Hubo después, como Ezequiel me había anticipado, un lento minué de e-mails. Me escribía un doctor Edward Mac Neal, del departamento de Relaciones Internacionales. Cortés, ceremonioso, impenetrable. El doctor Ezequiel Paz y nuestra profesora de español, Rachel Green, recomendaron calurosamente su nombre. Sin embargo, como también le habrán hecho saber, ése es sólo el primer paso para elevar su postulación. ¿Era una simple precaución, casi retórica, o una advertencia? Me pedía que tuviera la amabilidad de llenar una cantidad de formularios, y de adjuntar un currículum, y una fotocopia autenticada de mi título. Pero había algo que no acababa de decir en el intercambio de frases que parecían convencionales y aún así guardaban un filo, como la repetición de preguntas no del todo inocentes de un oficial de migraciones, y en el pedido posterior de ampliación y precisiones me pareció advertir un resto de desconfianza, o quizá un requisito en clave, encubierto entre las formalidades, una contraseña de otro protocolo que yo no alcanzaba a reconocer. ¿Eran sólo ideas mías? También me había escrito Rachel Green para decirme lo contenta que estaba con la perspectiva de que los visitara durante un semestre. Su mensaje era cálido y entusiasta, con una referencia muy concreta al seminario de Salinas, pero ni aún así logré evocar nada de ella. Decidí de todos modos encomendarme a esa corriente femenina de buena voluntad. Rachel me tranquilizó de inmediato: mi postulación debía elevarse a un Concejo de profesores y querían tener una parva de títulos y comprobantes y certificados para dejar, por así decirlo, que el peso de los papeles decidiera por ellos. Ninguno sabía español, ninguno sabía nada de literatura, la universidad estaba orientada principalmente a negocios, y era la primera vez que contrataban a un escritor. Esto los tenía un poco inquietos, junto con el hecho de que yo no había dictado demasiados cursos. Me sugería que en el currículum extendido que me habían pedido reemplazara cada tanto la palabra “conferencia” por la palabra “cursillo”, y todo se solucionaría.

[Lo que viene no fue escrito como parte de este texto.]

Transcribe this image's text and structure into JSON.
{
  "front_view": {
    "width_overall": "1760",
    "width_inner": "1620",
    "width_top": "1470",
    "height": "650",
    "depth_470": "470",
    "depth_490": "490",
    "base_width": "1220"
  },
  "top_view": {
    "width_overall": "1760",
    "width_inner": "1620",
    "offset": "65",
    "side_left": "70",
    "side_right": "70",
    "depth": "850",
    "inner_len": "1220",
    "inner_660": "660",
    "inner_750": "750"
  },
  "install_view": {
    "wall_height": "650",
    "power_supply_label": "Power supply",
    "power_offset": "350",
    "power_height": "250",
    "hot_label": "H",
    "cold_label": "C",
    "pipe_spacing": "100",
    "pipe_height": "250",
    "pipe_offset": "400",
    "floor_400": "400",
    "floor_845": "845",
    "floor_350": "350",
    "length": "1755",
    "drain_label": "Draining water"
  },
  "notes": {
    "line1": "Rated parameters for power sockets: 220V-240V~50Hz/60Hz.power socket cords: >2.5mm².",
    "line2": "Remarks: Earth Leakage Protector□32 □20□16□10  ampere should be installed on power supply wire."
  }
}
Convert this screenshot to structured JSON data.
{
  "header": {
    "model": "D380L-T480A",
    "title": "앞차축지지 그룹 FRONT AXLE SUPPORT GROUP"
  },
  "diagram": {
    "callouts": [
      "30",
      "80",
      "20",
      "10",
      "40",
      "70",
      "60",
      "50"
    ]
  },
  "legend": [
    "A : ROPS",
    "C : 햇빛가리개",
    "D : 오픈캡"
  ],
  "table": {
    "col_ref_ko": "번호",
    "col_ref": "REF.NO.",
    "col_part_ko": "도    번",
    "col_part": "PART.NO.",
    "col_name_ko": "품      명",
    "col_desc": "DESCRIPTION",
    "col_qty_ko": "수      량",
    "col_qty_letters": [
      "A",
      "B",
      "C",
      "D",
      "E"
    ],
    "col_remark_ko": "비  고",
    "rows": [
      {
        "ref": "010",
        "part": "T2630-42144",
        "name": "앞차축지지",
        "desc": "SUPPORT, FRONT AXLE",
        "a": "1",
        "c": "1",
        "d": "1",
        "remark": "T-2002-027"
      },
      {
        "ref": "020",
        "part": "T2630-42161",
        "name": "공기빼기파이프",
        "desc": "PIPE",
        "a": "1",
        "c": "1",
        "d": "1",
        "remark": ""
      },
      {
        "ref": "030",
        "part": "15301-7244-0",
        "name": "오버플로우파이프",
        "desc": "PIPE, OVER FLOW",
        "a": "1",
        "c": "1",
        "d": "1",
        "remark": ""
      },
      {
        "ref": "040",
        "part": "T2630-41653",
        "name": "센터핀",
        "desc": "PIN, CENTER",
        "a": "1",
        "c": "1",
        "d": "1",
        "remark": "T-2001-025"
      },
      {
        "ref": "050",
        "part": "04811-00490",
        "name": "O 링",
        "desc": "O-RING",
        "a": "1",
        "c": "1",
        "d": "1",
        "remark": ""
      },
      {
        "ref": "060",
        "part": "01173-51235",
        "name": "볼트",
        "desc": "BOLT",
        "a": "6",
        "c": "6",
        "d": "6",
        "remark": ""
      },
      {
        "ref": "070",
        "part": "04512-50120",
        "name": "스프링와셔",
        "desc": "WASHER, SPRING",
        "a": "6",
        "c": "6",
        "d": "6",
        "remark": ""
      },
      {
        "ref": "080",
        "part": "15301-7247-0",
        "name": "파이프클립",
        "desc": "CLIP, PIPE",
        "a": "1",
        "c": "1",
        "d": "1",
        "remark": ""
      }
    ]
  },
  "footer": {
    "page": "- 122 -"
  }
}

Así lo hice y la nube invisible en la correspondencia de Mac Neal pareció disiparse. En su e-mail siguiente me felicitaba porque mi postulación había sido aprobada por unanimidad y me dejaba saber, en un primer arrebato de cordialidad, que me ofrecerían, además de un departamento “amplio y confortable”, un auto de la universidad para que usara libremente. Tuve que decirle, después de un párrafo de agradecimientos, que yo no manejaba, y que esperaba que esto no fuera a ser un problema. Mac Neal pareció sumirse otra vez en una cavilación malhumorada y demoró varios días en contestar: el departamento, afortunadamente, estaba a sólo diez minutos de caminata del campus. Pero el campus quedaba a doce millas del pueblo y de los malls. Sólo tendría cerca una lavandería. Él se preguntaba cómo haría yo para aprovisionarme. De todas maneras, se le ocurría una primera solución: alguno de los alumnos becados me acercaría una vez por semana al supermercado, y me llevaría y traería “a intervalos razonables” si necesitaba ir por cualquier otro motivo al centro.
Tuve por un momento la sensación de que me había encerrado sin saberlo en una trampa: un pueblito perdido en un estado del Sur, y una casa separada por kilómetros de toda civilización, de la que sólo podría salir “a intervalos razonables”. Pero no era acaso, por otro lado, como si el brazo largo del azar me concediera una última oportunidad para terminar mi novela: una isla desierta del otro lado del mundo, apenas atenuada por una lavandería y una provisión semanal del supermercado. Elegí con cuidado en mi biblioteca los libros que sospechaba que ya nunca iría a leer, como si también les diera en este viaje la última oportunidad, y el 26 de agosto de 2001, el mismo día en que cumplía 39 años, tomé el vuelo de Delta Airlines con destino Atlanta, adonde Rachel iría a esperarme.